Europe : à vouloir taxer Google News, la presse en ligne risque de se tirer une balle dans le pied

Les éditeurs et les agences de presse se rebiffent contre les Gafam qu’ils accusent de « siphonner » articles et dépêches sans les rétribuer.
A coup de lobbying et de tribunes, la presse pousse l’Europe à instaurer un « droit voisin » dans la directive « Droit d’auteur à l’ère du numérique ». Bonne idée ?

La dernière tribune en faveur d’un « droit voisin » pour la presse est parue le 11 septembre dans la presse régionale, dont Ouest-France et La Provence, sous le titre « Les moyens d’informer les citoyens » (1). Ce fut la veille du vote des eurodéputés qui ont adopté le projet de réforme du droit d’auteur à l’ère du numérique (lire p. 3), laquelle prévoit de rémunérer les éditeurs et les agences de presse en taxant les Google News, Facebook Instant Articles, Yahoo News et autres agrégateurs d’actualités.

Le beurre et l’argent du beurre ?
D’autres tribune-lobbying avaient été publiées, dont une dans Libération
le 3 septembre sous le titre « Pour la survie de la presse, les géants du Net doivent payer » (2)(*), et une précédente dans plusieurs journaux le 27 août intitulée « Droits voisins : une question de vie ou de mort » (3).
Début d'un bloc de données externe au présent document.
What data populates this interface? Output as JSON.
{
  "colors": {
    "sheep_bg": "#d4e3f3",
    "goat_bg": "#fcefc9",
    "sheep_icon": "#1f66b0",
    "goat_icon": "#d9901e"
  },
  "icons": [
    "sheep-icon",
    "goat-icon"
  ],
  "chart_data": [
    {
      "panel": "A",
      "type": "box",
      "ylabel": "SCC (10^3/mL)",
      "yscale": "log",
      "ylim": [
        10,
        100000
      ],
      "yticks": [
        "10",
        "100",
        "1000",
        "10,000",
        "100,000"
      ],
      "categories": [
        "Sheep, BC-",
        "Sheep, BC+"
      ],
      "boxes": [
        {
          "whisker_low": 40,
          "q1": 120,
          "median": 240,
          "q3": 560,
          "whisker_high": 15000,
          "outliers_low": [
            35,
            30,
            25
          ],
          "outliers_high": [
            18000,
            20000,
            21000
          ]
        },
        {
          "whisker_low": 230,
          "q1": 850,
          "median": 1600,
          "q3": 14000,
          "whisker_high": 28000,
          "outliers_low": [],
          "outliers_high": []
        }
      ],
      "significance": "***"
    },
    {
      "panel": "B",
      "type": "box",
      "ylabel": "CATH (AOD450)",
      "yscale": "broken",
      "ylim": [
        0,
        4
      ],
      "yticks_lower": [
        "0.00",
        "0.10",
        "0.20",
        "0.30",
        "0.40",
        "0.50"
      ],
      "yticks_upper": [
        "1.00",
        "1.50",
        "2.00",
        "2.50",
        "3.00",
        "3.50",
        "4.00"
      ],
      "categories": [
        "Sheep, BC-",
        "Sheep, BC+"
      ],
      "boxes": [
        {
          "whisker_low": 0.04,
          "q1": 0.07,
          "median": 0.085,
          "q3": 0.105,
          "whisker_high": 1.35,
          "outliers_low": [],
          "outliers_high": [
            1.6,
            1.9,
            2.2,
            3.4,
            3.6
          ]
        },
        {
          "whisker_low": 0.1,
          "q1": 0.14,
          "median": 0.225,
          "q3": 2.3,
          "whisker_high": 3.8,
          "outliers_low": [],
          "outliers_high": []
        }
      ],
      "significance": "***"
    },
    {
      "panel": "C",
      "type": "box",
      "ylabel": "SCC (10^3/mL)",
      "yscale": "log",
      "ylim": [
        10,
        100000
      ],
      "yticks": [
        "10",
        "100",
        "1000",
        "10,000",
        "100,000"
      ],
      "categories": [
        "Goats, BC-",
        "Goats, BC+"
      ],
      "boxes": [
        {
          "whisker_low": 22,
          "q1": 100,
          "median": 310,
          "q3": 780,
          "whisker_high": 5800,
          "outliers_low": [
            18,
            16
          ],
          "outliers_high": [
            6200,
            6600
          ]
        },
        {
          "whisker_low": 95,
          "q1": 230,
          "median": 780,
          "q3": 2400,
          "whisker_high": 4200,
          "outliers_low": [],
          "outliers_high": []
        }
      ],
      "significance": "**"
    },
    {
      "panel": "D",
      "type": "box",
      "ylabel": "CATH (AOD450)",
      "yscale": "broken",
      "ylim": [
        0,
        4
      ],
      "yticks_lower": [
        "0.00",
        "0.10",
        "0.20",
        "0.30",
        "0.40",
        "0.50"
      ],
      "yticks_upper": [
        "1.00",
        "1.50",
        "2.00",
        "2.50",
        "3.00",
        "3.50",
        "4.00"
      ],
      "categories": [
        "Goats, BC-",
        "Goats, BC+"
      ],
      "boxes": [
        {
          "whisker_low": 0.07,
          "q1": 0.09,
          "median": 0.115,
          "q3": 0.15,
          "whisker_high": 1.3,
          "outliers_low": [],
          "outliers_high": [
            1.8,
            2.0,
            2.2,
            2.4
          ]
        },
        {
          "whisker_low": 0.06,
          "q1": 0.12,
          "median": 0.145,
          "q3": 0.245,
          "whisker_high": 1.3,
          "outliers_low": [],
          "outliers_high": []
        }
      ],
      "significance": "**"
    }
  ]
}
Taxer les liens d’actualité (link tax) des agrégateurs d’informations, c’est justement
ce que prévoir l’article 11 de la proposition de directive « Droit d’auteur », dont le rapporteur est Axel Voss (photo). Mais le paradoxe est que ces agrégateurs d’information apportent aux sites web de presse en ligne une bonne partie de leur trafic – jusqu’à 50 % ou plus – et, donc, de leur audience, celle-là même qu’ils monétisent auprès des annonceurs.
Alors, question triviale : les éditeurs de presse ne veulent-ils pas le beurre
et l’argent du beurre ? Autrement dit, profiter de cet afflux de trafic pour générer du chiffre d’affaires publicitaires, tout en exigeant des Gafam (4) qu’ils paient pour l’exploitation des articles de presse, n’est-ce pas vouloir faire coup double ou jouer sur les deux tableaux ? C’est à se demander aussi si les éditeurs ne se tirent pas une balle dans le pied en voulant taxer les indexeurs d’actualités qui constituent pourtant pour les premiers un relais de croissance inespéré au regard du déclin inéluctable de leurs publications papier. « Les géants du Net capte[nt] sans contrepartie financière une large part de l’information produite à grands frais par les médias et les agences. (…) Mais alors que les tirages papier sont en chute libre et que le seul espoir réside dans le développement d’un chiffre d’affaires numérique, ils voient les plateformes capter gratuitement le fruit de ces efforts, les priver de la possibilité de monétiser leurs contenus et siphonner les recettes publicitaires qu’ils pourraient en retirer », s’insurgent des directeurs d’agences de presse européennes tels que Fabrice Fries, PDG de l’AFP. Les
« Google News » sont accusés de « piller » les contenus éditoriaux à l’aide de crawlers ou robots d’indexation, et de paupériser la presse « en détournant », soi-disant, les recettes publicitaires à leur profit. « Ce double hold-up [sic] des géants du Net, sur les contenus et sur les recettes publicitaires des médias, représente une menace pour le consommateur et pour la démocratie », vont-ils jusqu’à s’alarmer. Mais les éditeurs de presse sont-ils exempts de toute responsabilité dans leurs rapports à Internet ? Les médias ont multiplié volontairement ces deux dernières décennies leur présence sur les moteurs de recherche, les plateformes d’actualité et les réseaux sociaux, via des partenariats affichés et assumés avec eux, quitte à s’engouffrer dans le piège de la gratuité. Objectif de la presse : accroître
sa visibilité sur Internet et monétiser ainsi ses audiences mesurées par Médiamétrie et certifiées par l’ACPM (5) (ex-OJD).
Le tandem « presse en ligne-agence de presse » a d’ailleurs noué une entente implicite sur le Web, où l’on voit que les dépêches d’agence – celles de l’AFP, Reuters et Associated Press (AP) en tête – se retrouvent dupliquées autant de fois qu’il y a de sites de presse en ligne ou de blogs d’actualité pour les rediffuser gratuitement (6), et plus ou moins « bétonnées » (7). Cette surabondance de dépêches, maintes fois reprises, aboutit à l’effet
« moutonnier » de la presse, avec pour conséquence une uniformisation de l’information. Ce « copié-collé » a été démontré par une étude publiée en mars 2017 par l’INA (8) et intitulée « L’information à tout prix ». Ses auteurs (9) décrivent la situation : « Sur l’actualité chaude, (…), nous avons montré que deux-tiers du contenu était en fait du copié-collé, ce qui vient, d’une part, d’une utilisation très forte des dépêches d’agences, que ce soit l’AFP mais aussi Reuters ou AP. D’autre part, cela est lié au fait qu’on a malheureusement des rédactions qui ont pas mal réduit la voilure ».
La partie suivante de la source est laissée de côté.